Les circonstances de la mort d’un ressortissant marocain de 42 ans lors d’une intervention des forces de l’ordre à Bologne suscitent une vive émotion en Italie et au sein de la communauté marocaine. Alors que les autorités judiciaires ont ouvert une enquête, plusieurs vidéos de témoins et les images enregistrées par les caméras-piétons des policiers devront permettre de reconstituer avec précision le déroulement des faits.
La victime, Abderrahim Fakir, résidant à Borgonuovo di Sasso Marconi, s’était rendue dans un immeuble du quartier du Pilastro pour rendre visite à des amis. Selon les premiers éléments de l’enquête, l’homme aurait été pris d’un état d’agitation ayant conduit plusieurs habitants à solliciter l’intervention des forces de l’ordre.

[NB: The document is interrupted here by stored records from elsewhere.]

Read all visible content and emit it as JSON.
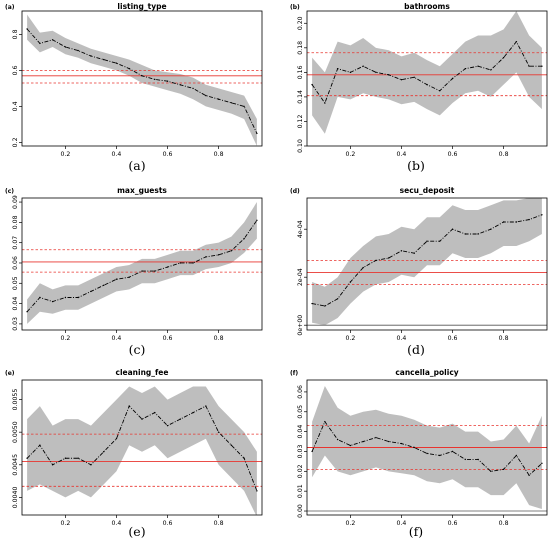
{
  "chart_data": [
    {
      "type": "line",
      "panel": "(a)",
      "caption": "(a)",
      "title": "listing_type",
      "xlim": [
        0.03,
        0.97
      ],
      "ylim": [
        0.18,
        0.93
      ],
      "xticks": [
        0.2,
        0.4,
        0.6,
        0.8
      ],
      "xtick_labels": [
        "0.2",
        "0.4",
        "0.6",
        "0.8"
      ],
      "yticks": [
        0.2,
        0.4,
        0.6,
        0.8
      ],
      "ytick_labels": [
        "0.2",
        "0.4",
        "0.6",
        "0.8"
      ],
      "x": [
        0.05,
        0.1,
        0.15,
        0.2,
        0.25,
        0.3,
        0.35,
        0.4,
        0.45,
        0.5,
        0.55,
        0.6,
        0.65,
        0.7,
        0.75,
        0.8,
        0.85,
        0.9,
        0.95
      ],
      "mean": [
        0.83,
        0.75,
        0.77,
        0.73,
        0.71,
        0.68,
        0.66,
        0.64,
        0.61,
        0.57,
        0.55,
        0.54,
        0.52,
        0.5,
        0.46,
        0.44,
        0.42,
        0.4,
        0.25
      ],
      "upper": [
        0.91,
        0.81,
        0.82,
        0.78,
        0.75,
        0.72,
        0.7,
        0.68,
        0.66,
        0.63,
        0.6,
        0.59,
        0.58,
        0.56,
        0.52,
        0.5,
        0.48,
        0.46,
        0.33
      ],
      "lower": [
        0.77,
        0.7,
        0.73,
        0.69,
        0.67,
        0.64,
        0.62,
        0.6,
        0.57,
        0.53,
        0.51,
        0.49,
        0.47,
        0.44,
        0.4,
        0.38,
        0.36,
        0.33,
        0.18
      ],
      "hline": 0.57,
      "hline_band": [
        0.53,
        0.6
      ],
      "zero_line": null
    },
    {
      "type": "line",
      "panel": "(b)",
      "caption": "(b)",
      "title": "bathrooms",
      "xlim": [
        0.03,
        0.97
      ],
      "ylim": [
        0.1,
        0.21
      ],
      "xticks": [
        0.2,
        0.4,
        0.6,
        0.8
      ],
      "xtick_labels": [
        "0.2",
        "0.4",
        "0.6",
        "0.8"
      ],
      "yticks": [
        0.1,
        0.12,
        0.14,
        0.16,
        0.18,
        0.2
      ],
      "ytick_labels": [
        "0.10",
        "0.12",
        "0.14",
        "0.16",
        "0.18",
        "0.20"
      ],
      "x": [
        0.05,
        0.1,
        0.15,
        0.2,
        0.25,
        0.3,
        0.35,
        0.4,
        0.45,
        0.5,
        0.55,
        0.6,
        0.65,
        0.7,
        0.75,
        0.8,
        0.85,
        0.9,
        0.95
      ],
      "mean": [
        0.15,
        0.135,
        0.163,
        0.16,
        0.165,
        0.16,
        0.158,
        0.154,
        0.156,
        0.15,
        0.145,
        0.155,
        0.163,
        0.165,
        0.162,
        0.172,
        0.185,
        0.165,
        0.165
      ],
      "upper": [
        0.172,
        0.16,
        0.185,
        0.182,
        0.188,
        0.18,
        0.178,
        0.173,
        0.176,
        0.17,
        0.165,
        0.175,
        0.185,
        0.19,
        0.19,
        0.195,
        0.21,
        0.19,
        0.18
      ],
      "lower": [
        0.125,
        0.11,
        0.14,
        0.138,
        0.143,
        0.14,
        0.138,
        0.134,
        0.136,
        0.13,
        0.125,
        0.135,
        0.143,
        0.145,
        0.14,
        0.15,
        0.16,
        0.14,
        0.13
      ],
      "hline": 0.158,
      "hline_band": [
        0.141,
        0.176
      ],
      "zero_line": null
    },
    {
      "type": "line",
      "panel": "(c)",
      "caption": "(c)",
      "title": "max_guests",
      "xlim": [
        0.03,
        0.97
      ],
      "ylim": [
        0.027,
        0.092
      ],
      "xticks": [
        0.2,
        0.4,
        0.6,
        0.8
      ],
      "xtick_labels": [
        "0.2",
        "0.4",
        "0.6",
        "0.8"
      ],
      "yticks": [
        0.03,
        0.04,
        0.05,
        0.06,
        0.07,
        0.08,
        0.09
      ],
      "ytick_labels": [
        "0.03",
        "0.04",
        "0.05",
        "0.06",
        "0.07",
        "0.08",
        "0.09"
      ],
      "x": [
        0.05,
        0.1,
        0.15,
        0.2,
        0.25,
        0.3,
        0.35,
        0.4,
        0.45,
        0.5,
        0.55,
        0.6,
        0.65,
        0.7,
        0.75,
        0.8,
        0.85,
        0.9,
        0.95
      ],
      "mean": [
        0.036,
        0.043,
        0.041,
        0.043,
        0.043,
        0.046,
        0.049,
        0.052,
        0.053,
        0.056,
        0.056,
        0.058,
        0.06,
        0.06,
        0.063,
        0.064,
        0.066,
        0.072,
        0.081
      ],
      "upper": [
        0.042,
        0.05,
        0.047,
        0.049,
        0.049,
        0.052,
        0.055,
        0.058,
        0.059,
        0.062,
        0.062,
        0.064,
        0.066,
        0.066,
        0.069,
        0.07,
        0.073,
        0.08,
        0.09
      ],
      "lower": [
        0.03,
        0.036,
        0.035,
        0.037,
        0.037,
        0.04,
        0.043,
        0.046,
        0.047,
        0.05,
        0.05,
        0.052,
        0.054,
        0.054,
        0.057,
        0.058,
        0.06,
        0.065,
        0.072
      ],
      "hline": 0.0605,
      "hline_band": [
        0.0555,
        0.0665
      ],
      "zero_line": null
    },
    {
      "type": "line",
      "panel": "(d)",
      "caption": "(d)",
      "title": "secu_deposit",
      "xlim": [
        0.03,
        0.97
      ],
      "ylim": [
        -2e-05,
        0.00053
      ],
      "xticks": [
        0.2,
        0.4,
        0.6,
        0.8
      ],
      "xtick_labels": [
        "0.2",
        "0.4",
        "0.6",
        "0.8"
      ],
      "yticks": [
        0,
        0.0002,
        0.0004
      ],
      "ytick_labels": [
        "0e+00",
        "2e-04",
        "4e-04"
      ],
      "x": [
        0.05,
        0.1,
        0.15,
        0.2,
        0.25,
        0.3,
        0.35,
        0.4,
        0.45,
        0.5,
        0.55,
        0.6,
        0.65,
        0.7,
        0.75,
        0.8,
        0.85,
        0.9,
        0.95
      ],
      "mean": [
        9e-05,
        8e-05,
        0.00011,
        0.00018,
        0.00024,
        0.00027,
        0.00028,
        0.00031,
        0.0003,
        0.00035,
        0.00035,
        0.0004,
        0.00038,
        0.00038,
        0.0004,
        0.00043,
        0.00043,
        0.00044,
        0.00046
      ],
      "upper": [
        0.00018,
        0.00016,
        0.0002,
        0.00028,
        0.00033,
        0.00037,
        0.00038,
        0.00041,
        0.0004,
        0.00045,
        0.00045,
        0.0005,
        0.00048,
        0.00048,
        0.0005,
        0.00052,
        0.00052,
        0.00053,
        0.00054
      ],
      "lower": [
        1e-05,
        0.0,
        3e-05,
        9e-05,
        0.00014,
        0.00017,
        0.00018,
        0.00021,
        0.0002,
        0.00025,
        0.00025,
        0.0003,
        0.00028,
        0.00028,
        0.0003,
        0.00033,
        0.00033,
        0.00035,
        0.00038
      ],
      "hline": 0.00022,
      "hline_band": [
        0.00017,
        0.00027
      ],
      "zero_line": 0
    },
    {
      "type": "line",
      "panel": "(e)",
      "caption": "(e)",
      "title": "cleaning_fee",
      "xlim": [
        0.03,
        0.97
      ],
      "ylim": [
        0.00373,
        0.0058
      ],
      "xticks": [
        0.2,
        0.4,
        0.6,
        0.8
      ],
      "xtick_labels": [
        "0.2",
        "0.4",
        "0.6",
        "0.8"
      ],
      "yticks": [
        0.004,
        0.0045,
        0.005,
        0.0055
      ],
      "ytick_labels": [
        "0.0040",
        "0.0045",
        "0.0050",
        "0.0055"
      ],
      "x": [
        0.05,
        0.1,
        0.15,
        0.2,
        0.25,
        0.3,
        0.35,
        0.4,
        0.45,
        0.5,
        0.55,
        0.6,
        0.65,
        0.7,
        0.75,
        0.8,
        0.85,
        0.9,
        0.95
      ],
      "mean": [
        0.0046,
        0.0048,
        0.0045,
        0.0046,
        0.0046,
        0.0045,
        0.0047,
        0.0049,
        0.0054,
        0.0052,
        0.0053,
        0.0051,
        0.0052,
        0.0053,
        0.0054,
        0.005,
        0.0048,
        0.0046,
        0.0041
      ],
      "upper": [
        0.0052,
        0.0054,
        0.0051,
        0.0052,
        0.0052,
        0.0051,
        0.0053,
        0.0055,
        0.0057,
        0.0056,
        0.0057,
        0.0055,
        0.0056,
        0.0057,
        0.0057,
        0.0054,
        0.0052,
        0.005,
        0.0047
      ],
      "lower": [
        0.0041,
        0.0042,
        0.0041,
        0.004,
        0.0041,
        0.004,
        0.0042,
        0.0044,
        0.0048,
        0.0047,
        0.0048,
        0.0046,
        0.0047,
        0.0048,
        0.0049,
        0.0045,
        0.0043,
        0.0041,
        0.0037
      ],
      "hline": 0.00455,
      "hline_band": [
        0.00417,
        0.00497
      ],
      "zero_line": null
    },
    {
      "type": "line",
      "panel": "(f)",
      "caption": "(f)",
      "title": "cancella_policy",
      "xlim": [
        0.03,
        0.97
      ],
      "ylim": [
        -0.002,
        0.066
      ],
      "xticks": [
        0.2,
        0.4,
        0.6,
        0.8
      ],
      "xtick_labels": [
        "0.2",
        "0.4",
        "0.6",
        "0.8"
      ],
      "yticks": [
        0,
        0.01,
        0.02,
        0.03,
        0.04,
        0.05,
        0.06
      ],
      "ytick_labels": [
        "0.00",
        "0.01",
        "0.02",
        "0.03",
        "0.04",
        "0.05",
        "0.06"
      ],
      "x": [
        0.05,
        0.1,
        0.15,
        0.2,
        0.25,
        0.3,
        0.35,
        0.4,
        0.45,
        0.5,
        0.55,
        0.6,
        0.65,
        0.7,
        0.75,
        0.8,
        0.85,
        0.9,
        0.95
      ],
      "mean": [
        0.03,
        0.045,
        0.036,
        0.033,
        0.035,
        0.037,
        0.035,
        0.034,
        0.032,
        0.029,
        0.028,
        0.03,
        0.026,
        0.026,
        0.02,
        0.021,
        0.028,
        0.018,
        0.024
      ],
      "upper": [
        0.045,
        0.063,
        0.052,
        0.048,
        0.05,
        0.051,
        0.049,
        0.048,
        0.046,
        0.043,
        0.042,
        0.044,
        0.04,
        0.04,
        0.035,
        0.036,
        0.043,
        0.034,
        0.048
      ],
      "lower": [
        0.017,
        0.028,
        0.02,
        0.018,
        0.02,
        0.022,
        0.02,
        0.019,
        0.018,
        0.015,
        0.014,
        0.016,
        0.012,
        0.012,
        0.008,
        0.008,
        0.014,
        0.003,
        0.001
      ],
      "hline": 0.032,
      "hline_band": [
        0.021,
        0.043
      ],
      "zero_line": 0
    }
  ],
  "colors": {
    "band": "#bebebe",
    "mean_line": "#000000",
    "reference_line": "#e8342f",
    "zero_line": "#555555"
  }
}
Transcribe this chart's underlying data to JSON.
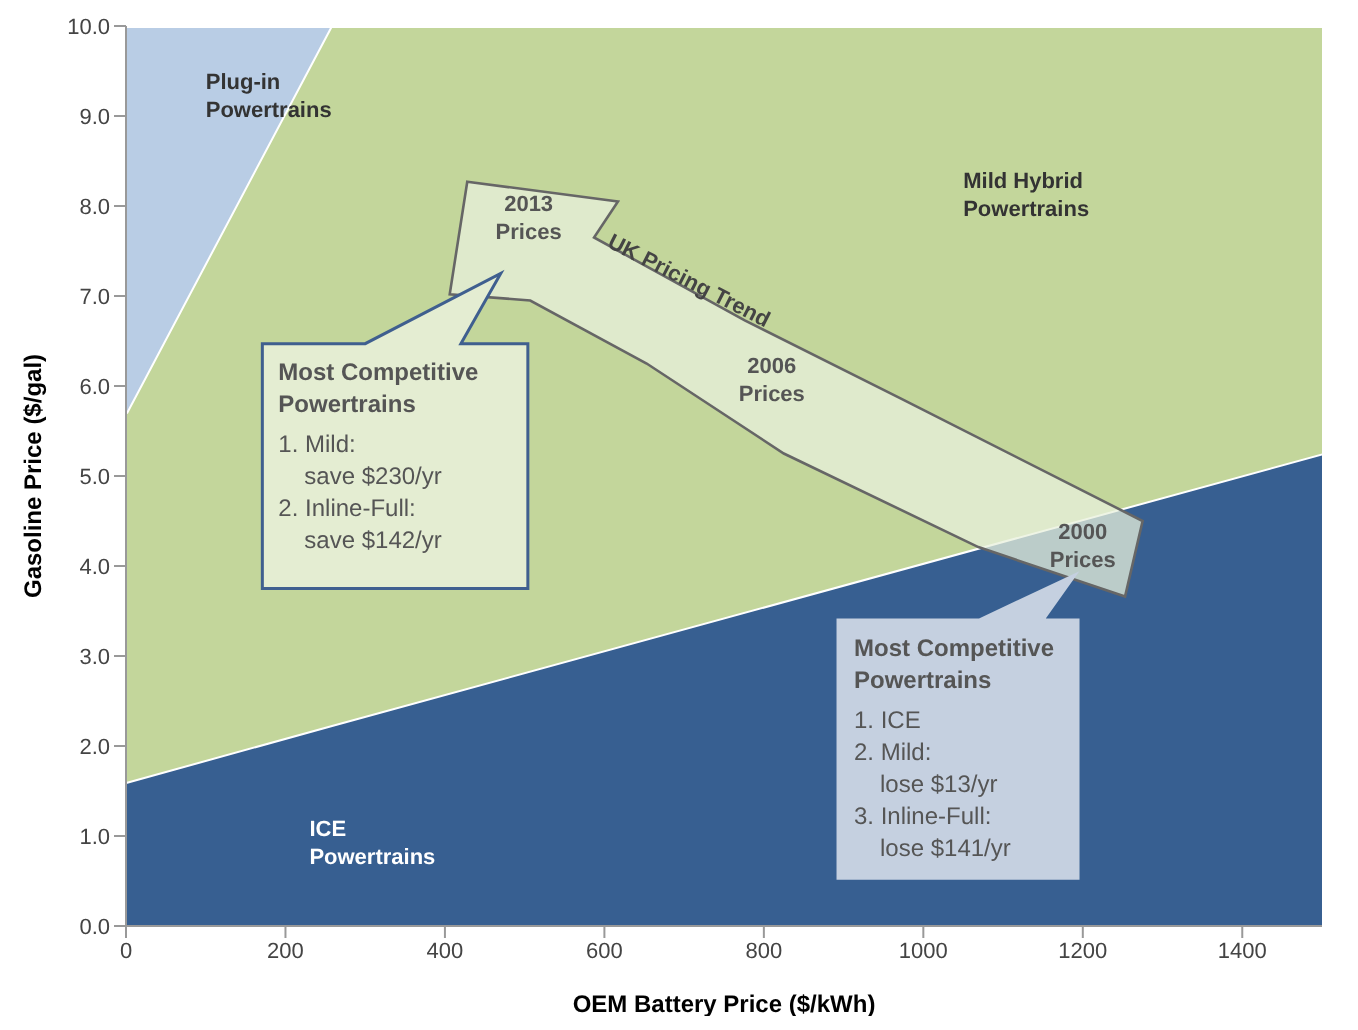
{
  "chart_data": {
    "type": "area",
    "stacked": true,
    "xlabel": "OEM Battery Price ($/kWh)",
    "ylabel": "Gasoline Price ($/gal)",
    "x": [
      0,
      257,
      1500
    ],
    "series": [
      {
        "name": "ICE Powertrains",
        "color": "#375f91",
        "values": [
          1.6,
          2.23,
          5.25
        ]
      },
      {
        "name": "Mild Hybrid Powertrains",
        "color": "#c3d69b",
        "values": [
          4.1,
          7.77,
          4.75
        ]
      },
      {
        "name": "Plug-in Powertrains",
        "color": "#b9cde5",
        "values": [
          4.3,
          0,
          0
        ]
      }
    ],
    "xlim": [
      0,
      1500
    ],
    "xticks": [
      0,
      200,
      400,
      600,
      800,
      1000,
      1200,
      1400
    ],
    "ylim": [
      0,
      10
    ],
    "yticks": [
      {
        "value": 0,
        "label": "0.0"
      },
      {
        "value": 1,
        "label": "1.0"
      },
      {
        "value": 2,
        "label": "2.0"
      },
      {
        "value": 3,
        "label": "3.0"
      },
      {
        "value": 4,
        "label": "4.0"
      },
      {
        "value": 5,
        "label": "5.0"
      },
      {
        "value": 6,
        "label": "6.0"
      },
      {
        "value": 7,
        "label": "7.0"
      },
      {
        "value": 8,
        "label": "8.0"
      },
      {
        "value": 9,
        "label": "9.0"
      },
      {
        "value": 10,
        "label": "10.0"
      }
    ],
    "annotations": [
      "2013 Prices",
      "2006 Prices",
      "2000 Prices",
      "UK Pricing Trend",
      "Most Competitive\nPowertrains\n1. Mild:\nsave $230/yr\n2. Inline-Full:\nsave $142/yr",
      "Most Competitive\nPowertrains\n1. ICE\n2. Mild:\nlose $13/yr\n3. Inline-Full:\nlose $141/yr"
    ]
  }
}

À leur arrivée, les policiers ont demandé le renfort des secours médicaux avant de tenter de maîtriser le quadragénaire. D’après les informations communiquées par les autorités, l’homme aurait été immobilisé au sol, menotté à l’aide de liens de contention et aspergé de gaz poivré au cours de l’intervention.
Des vidéos filmées depuis les immeubles voisins, largement relayées sur les réseaux sociaux, montrent Abderrahim Fakir maintenu face contre terre par plusieurs personnes. Les images permettent d’entendre ses appels à l’aide, avant que ceux-ci ne cessent brusquement. Quelques instants plus tard, son corps est retourné, sans qu’il ne manifeste de signe de réaction. Son décès sera constaté sur place par les secours, tandis que les causes exactes de la mort restent, à ce stade, indéterminées.
Le parquet de Bologne a immédiatement ordonné la saisie des enregistrements des caméras-piétons des policiers ainsi que des vidéos réalisées par les témoins afin d’établir avec exactitude la chronologie de l’intervention, les conditions d’utilisation du gaz poivré et le moment précis où l’état de santé de la victime s’est dégradé. Une autopsie devrait également permettre de déterminer les causes médicales du décès.
Dans un communiqué, la police de Bologne affirme être intervenue après plusieurs signalements faisant état d’un homme particulièrement agité, qui aurait également endommagé un véhicule. Elle précise que l’intervention s’est déroulée en présence du personnel médical et avec le concours de plusieurs riverains ayant prêté main-forte aux agents.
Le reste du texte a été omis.